Last summer, they had the opportunity to work with Oleg Ouchakov, an acrobat from Cirque du Soleil, who helped the couple develop new techniques so they could tackle the flashier lifts. The process may have been difficult, but it was well worth the work.
“We have to be grateful to Tessa [Virtue] & Scott [Moir] and Meryl [Davis] & Charlie [White], because they really pushed it in a different direction,” Cappellini said. “I remember when everyone was doing all the same lifts, all the way through the program, everyone with the same rotational. Now, we can be so much more creative and athletic and I think that’s really interesting, but we need acrobats to do this. It’s another window that’s opened and I think that it was a great move for the sport. This sport is evolving and it can surprise you every time.”
Their desire to improve their marks and take their skating to another level has fueled their quest for bigger lifts. While it is possible to earn level 4 without attempting a death-defying entry or holding a handstand high above your partner, it is hard to maximize GOE without doing something that demands the judge’s attention—and doing it extremely well.
“I think it is true that you need the wow factor,” Cappellini said, “especially because it has been showcased so well by Tessa & Scott and Meryl & Charlie. They, for everybody, are perfection. So maybe the +3 arrives more when something can really impress a judge, not just when something is nicely, correctly done, but when the judge says, ‘Wow!’ As long as they [the top two teams] are doing this kind of thing, it’s a little harder for the rest of the world to get +3s, but it’s sport, so that’s the way it should be.”
Without being intimidated, Cappellini & Lanotte keep striving to do more, especially in what has been the all-important Olympic season. While they are clearly aware of the talent that surrounds them and are respectful of their competitors, it is clear that they have learned to keep their focus inward—on what they can do, on how they can improve—without attempting comparisons to their competitors.
“I think this is the best season to find the motivation to be on the podium,” Lanotte said. “The season is very long, and all the other couples are very good, but still, for the competition, you have to do what you have to do. We train to be one of the best teams in the world. No matter what, we are going to try to move forward and be at the same level or better than the other couples.”
And while they fell short of their goal to be on the podium in Sochi, just weeks earlier, when they won the European title, Cappellini & Lanotte defeated the team that went on to win Olympic bronze. With one more chance this season to step onto the podium, that steady, inward focus may be the key.
“Sochi has never been our ending point,” Cappellini said at the start of the season. “It will be probably the first time that we sit down and see and start thinking how much we can do after, hopefully, staying in good health. I think I can say for sure that there’s not going to be a next Olympics. We’ll be pretty aged by then. It’s been done, but I’m not really sure.”
Although another full quadrennial may not be in the cards for the likable Italians, it seems possible that their best work is still to come. With their positive attitude and careful analysis of their own progress, it is easy to believe that they are still on a learning curve that trends upward. With the barrage of retirements and rumors for more that have followed since Sochi, Cappellini & Lanotte seem ready to fully embrace their role as veterans and leaders in the sport.

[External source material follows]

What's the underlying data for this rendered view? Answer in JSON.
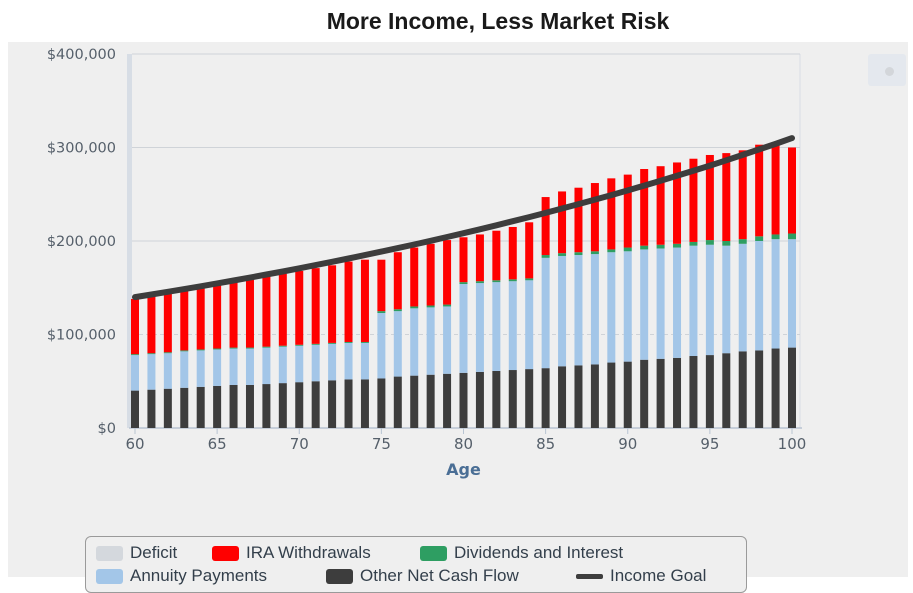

“Everything that we’ve done, we’ve worked on, we’ve said, and everything our coaches and our team have said to us comes to life in that moment [when we take the ice],” Cappellini said. “This year, we feel the love of everybody. We’re getting old, so we’re getting to that point where it just takes a look to feel that support. Our relationships are starting to be without words. We feel the experience and the maturity, and hopefully, everything will keep improving.”